I came up with a simple idea, algthought not original1: an automated loop based on a unit test-driven prompting approach.
If we use a test of an unimplemented system as a prompt, we can ask the model to deduce the implementation from the test itself.
For example, this is explicit enough for the model to understand what we want:
func test_adder() {
let sut = Adder(1,3)
XCTAssertEqual(sut.result, 4)
}
From that prompt, the model will be able to generate any code variant that satisfies the assertions (e.g.):
struct Adder {
let result: Int
init(_ a: Int, _ b: Int) {
result = a + b
}
}
This prompt format allows the model (🤖) to “communicate” directly with the execution environment (⚙️), automating code validity verification and the feedback loop as we can directly test the output of the model against the prompt itself.
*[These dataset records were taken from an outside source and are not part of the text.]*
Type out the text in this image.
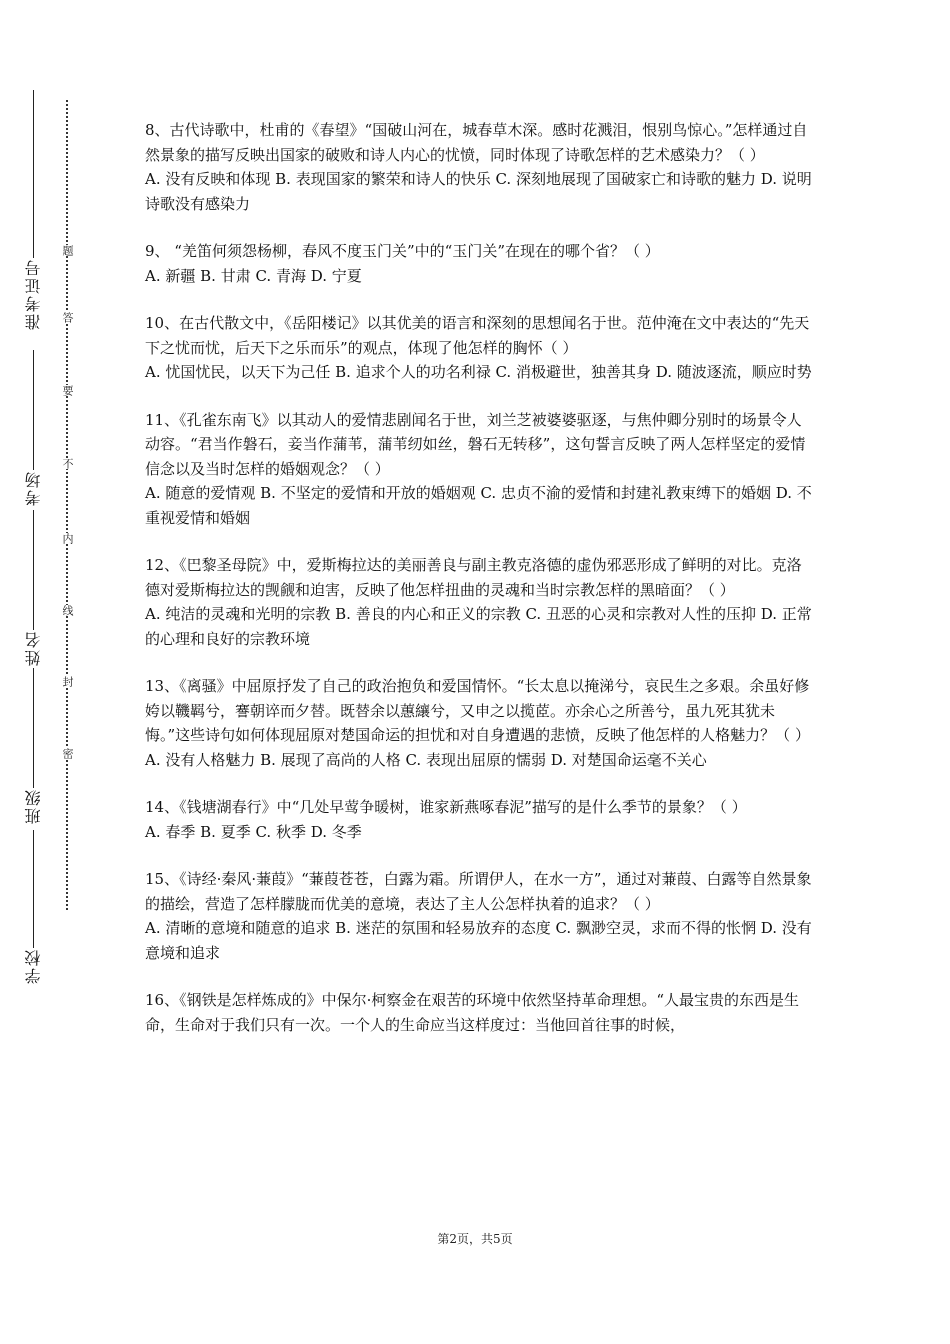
准考证号
考场
姓名
班级
学校
题
答
要
不
内
线
封
密

8、古代诗歌中，杜甫的《春望》“国破山河在，城春草木深。感时花溅泪，恨别鸟惊心。”怎样通过自然景象的描写反映出国家的破败和诗人内心的忧愤，同时体现了诗歌怎样的艺术感染力？（ ）

A. 没有反映和体现 B. 表现国家的繁荣和诗人的快乐 C. 深刻地展现了国破家亡和诗歌的魅力 D. 说明诗歌没有感染力

9、 “羌笛何须怨杨柳，春风不度玉门关”中的“玉门关”在现在的哪个省？（ ）

A. 新疆 B. 甘肃 C. 青海 D. 宁夏

10、在古代散文中，《岳阳楼记》以其优美的语言和深刻的思想闻名于世。范仲淹在文中表达的“先天下之忧而忧，后天下之乐而乐”的观点，体现了他怎样的胸怀（ ）

A. 忧国忧民，以天下为己任 B. 追求个人的功名利禄 C. 消极避世，独善其身 D. 随波逐流，顺应时势

11、《孔雀东南飞》以其动人的爱情悲剧闻名于世，刘兰芝被婆婆驱逐，与焦仲卿分别时的场景令人动容。“君当作磐石，妾当作蒲苇，蒲苇纫如丝，磐石无转移”，这句誓言反映了两人怎样坚定的爱情信念以及当时怎样的婚姻观念？（ ）

A. 随意的爱情观 B. 不坚定的爱情和开放的婚姻观 C. 忠贞不渝的爱情和封建礼教束缚下的婚姻 D. 不重视爱情和婚姻

12、《巴黎圣母院》中，爱斯梅拉达的美丽善良与副主教克洛德的虚伪邪恶形成了鲜明的对比。克洛德对爱斯梅拉达的觊觎和迫害，反映了他怎样扭曲的灵魂和当时宗教怎样的黑暗面？（ ）

A. 纯洁的灵魂和光明的宗教 B. 善良的内心和正义的宗教 C. 丑恶的心灵和宗教对人性的压抑 D. 正常的心理和良好的宗教环境

13、《离骚》中屈原抒发了自己的政治抱负和爱国情怀。“长太息以掩涕兮，哀民生之多艰。余虽好修姱以鞿羁兮，謇朝谇而夕替。既替余以蕙纕兮，又申之以揽茝。亦余心之所善兮，虽九死其犹未悔。”这些诗句如何体现屈原对楚国命运的担忧和对自身遭遇的悲愤，反映了他怎样的人格魅力？（ ）

A. 没有人格魅力 B. 展现了高尚的人格 C. 表现出屈原的懦弱 D. 对楚国命运毫不关心

14、《钱塘湖春行》中“几处早莺争暖树，谁家新燕啄春泥”描写的是什么季节的景象？（ ）

A. 春季 B. 夏季 C. 秋季 D. 冬季

15、《诗经·秦风·蒹葭》“蒹葭苍苍，白露为霜。所谓伊人，在水一方”，通过对蒹葭、白露等自然景象的描绘，营造了怎样朦胧而优美的意境，表达了主人公怎样执着的追求？（ ）

A. 清晰的意境和随意的追求 B. 迷茫的氛围和轻易放弃的态度 C. 飘渺空灵，求而不得的怅惘 D. 没有意境和追求

16、《钢铁是怎样炼成的》中保尔·柯察金在艰苦的环境中依然坚持革命理想。“人最宝贵的东西是生命，生命对于我们只有一次。一个人的生命应当这样度过：当他回首往事的时候，

第2页，共5页
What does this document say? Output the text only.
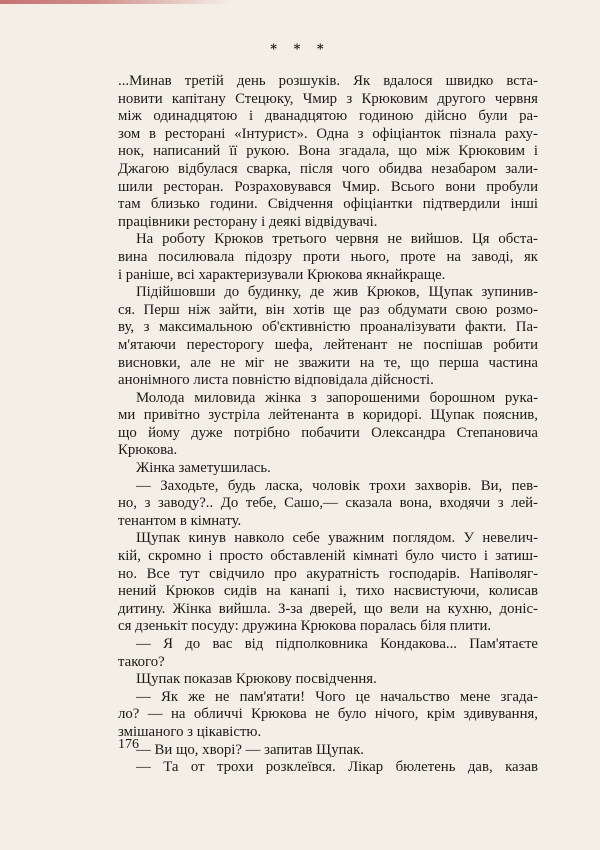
* * *
...Минав третій день розшуків. Як вдалося швидко вста-
новити капітану Стецюку, Чмир з Крюковим другого червня
між одинадцятою і дванадцятою годиною дійсно були ра-
зом в ресторані «Інтурист». Одна з офіціанток пізнала раху-
нок, написаний її рукою. Вона згадала, що між Крюковим і
Джагою відбулася сварка, після чого обидва незабаром зали-
шили ресторан. Розраховувався Чмир. Всього вони пробули
там близько години. Свідчення офіціантки підтвердили інші
працівники ресторану і деякі відвідувачі.
На роботу Крюков третього червня не вийшов. Ця обста-
вина посилювала підозру проти нього, проте на заводі, як
і раніше, всі характеризували Крюкова якнайкраще.
Підійшовши до будинку, де жив Крюков, Щупак зупинив-
ся. Перш ніж зайти, він хотів ще раз обдумати свою розмо-
ву, з максимальною об'єктивністю проаналізувати факти. Па-
м'ятаючи пересторогу шефа, лейтенант не поспішав робити
висновки, але не міг не зважити на те, що перша частина
анонімного листа повністю відповідала дійсності.
Молода миловида жінка з запорошеними борошном рука-
ми привітно зустріла лейтенанта в коридорі. Щупак пояснив,
що йому дуже потрібно побачити Олександра Степановича
Крюкова.
Жінка заметушилась.
— Заходьте, будь ласка, чоловік трохи захворів. Ви, пев-
но, з заводу?.. До тебе, Сашо,— сказала вона, входячи з лей-
тенантом в кімнату.
Щупак кинув навколо себе уважним поглядом. У невелич-
кій, скромно і просто обставленій кімнаті було чисто і затиш-
но. Все тут свідчило про акуратність господарів. Напіволяг-
нений Крюков сидів на канапі і, тихо насвистуючи, колисав
дитину. Жінка вийшла. З-за дверей, що вели на кухню, доніс-
ся дзенькіт посуду: дружина Крюкова поралась біля плити.
— Я до вас від підполковника Кондакова... Пам'ятаєте
такого?
Щупак показав Крюкову посвідчення.
— Як же не пам'ятати! Чого це начальство мене згада-
ло? — на обличчі Крюкова не було нічого, крім здивування,
змішаного з цікавістю.
— Ви що, хворі? — запитав Щупак.
— Та от трохи розклеївся. Лікар бюлетень дав, казав
176
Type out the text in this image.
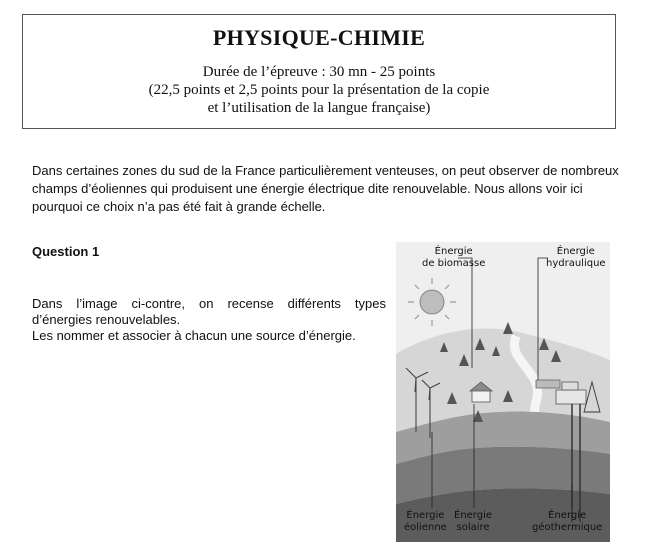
PHYSIQUE-CHIMIE
Durée de l’épreuve : 30 mn - 25 points
(22,5 points et 2,5 points pour la présentation de la copie
et l’utilisation de la langue française)
Dans certaines zones du sud de la France particulièrement venteuses, on peut observer de nombreux champs d’éoliennes qui produisent une énergie électrique dite renouvelable. Nous allons voir ici pourquoi ce choix n’a pas été fait à grande échelle.
Question 1

Dans l’image ci-contre, on recense différents types d’énergies renouvelables.

Les nommer et associer à chacun une source d’énergie.

Énergie
de biomasse
Énergie
hydraulique
Énergie
éolienne
Énergie
solaire
Énergie
géothermique
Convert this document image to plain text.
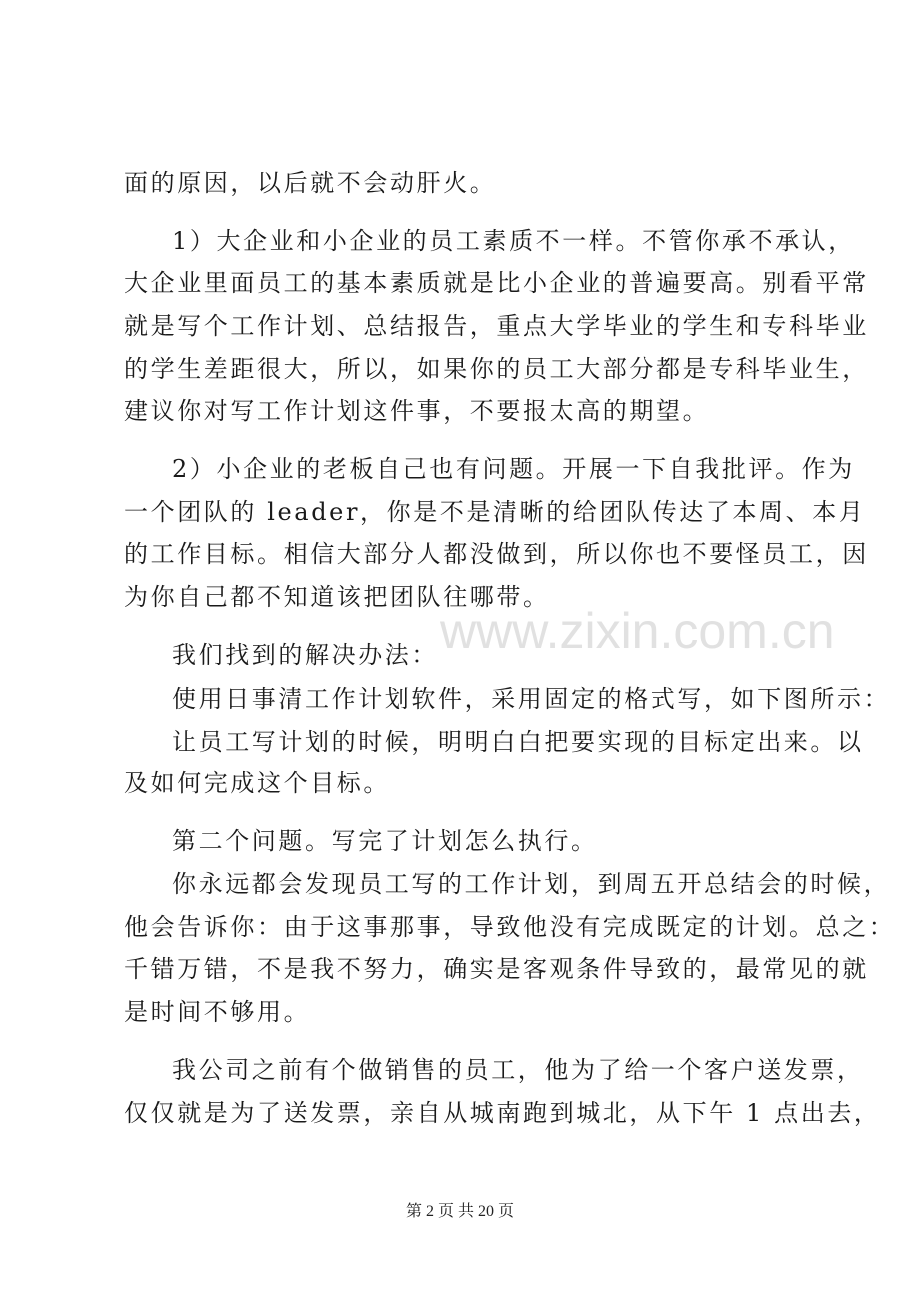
面的原因，以后就不会动肝火。
1）大企业和小企业的员工素质不一样。不管你承不承认，
大企业里面员工的基本素质就是比小企业的普遍要高。别看平常
就是写个工作计划、总结报告，重点大学毕业的学生和专科毕业
的学生差距很大，所以，如果你的员工大部分都是专科毕业生，
建议你对写工作计划这件事，不要报太高的期望。
2）小企业的老板自己也有问题。开展一下自我批评。作为
一个团队的 leader，你是不是清晰的给团队传达了本周、本月
的工作目标。相信大部分人都没做到，所以你也不要怪员工，因
为你自己都不知道该把团队往哪带。
我们找到的解决办法：
使用日事清工作计划软件，采用固定的格式写，如下图所示：
让员工写计划的时候，明明白白把要实现的目标定出来。以
及如何完成这个目标。
第二个问题。写完了计划怎么执行。
你永远都会发现员工写的工作计划，到周五开总结会的时候，
他会告诉你：由于这事那事，导致他没有完成既定的计划。总之：
千错万错，不是我不努力，确实是客观条件导致的，最常见的就
是时间不够用。
我公司之前有个做销售的员工，他为了给一个客户送发票，
仅仅就是为了送发票，亲自从城南跑到城北，从下午 1 点出去，
www.zixin.com.cn
第 2 页 共 20 页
If the generated code is invalid or doesn’t pass the test, the cycle repeats. If the code is valid, we exit the loop.

Prompt
This is the prompt used in the POC. It can certainly be improved, but it worked well enough for the current POC:
Imagine that you are a programmer and the user’s responses are feedback from compiling your code in your development environment. Your responses are the code you write, and the user’s responses represent the feedback, including any errors.
Implement the SUT’s code in Swift based on the provided specs (unit tests).
Follow these strict guidelines:
- Provide ONLY runnable Swift code. No explanations, comments, or formatting (no code blocks, markdown, symbols, or text).
- DO NOT include unit tests or any test-related code.
- ALWAYS IMPORT ONLY Foundation. No other imports are allowed.
- DO NOT use access control keywords (
public
,private
,internal
) or control flow keywords in your constructs.If your code fails to compile, the user will provide the error output for you to make adjustments.
The first point is important to get runnable code, otherwise formatting or explanations will make the process fail when passing the model’s response to the compiler.
The point two prevents the model from including the specs (thus duplicating it as you’ll see in the next section)
The point three is relevant because the model can try importing libraries unavailable on our development environment setup (basically swiftc) making the run fail.
Automation
The naive approach I used to execute the generated code against the tests consisted of using Swift’s assert
method as a testing framework:
func test_adder() {
let sut = Adder(1,3)
assert(sut.result == 4)
}
Assert throws a trap at runtime when the condition is false, generating output to stderr, making it useful as an error signal for this system.
To execute the unit tests, we simply invoke them manually in the specifications:
func test_adder() {
let sut = Adder(1,3)
assert(sut.result == 4)
}
test_adder()
We concatenate the generated code and unit tests into a single text string that we store in a temporary file and pass it to the compiler2.

let concatenated = generatedCode + "\n" + unitTestsSpecs
let tmpFileURL = tmFileURLWithTimestamp("generated.swift")
swiftRunner.runCode(at: tmpFileURL)
Here I’m using swift compiler, but of course, this could be applied to any language.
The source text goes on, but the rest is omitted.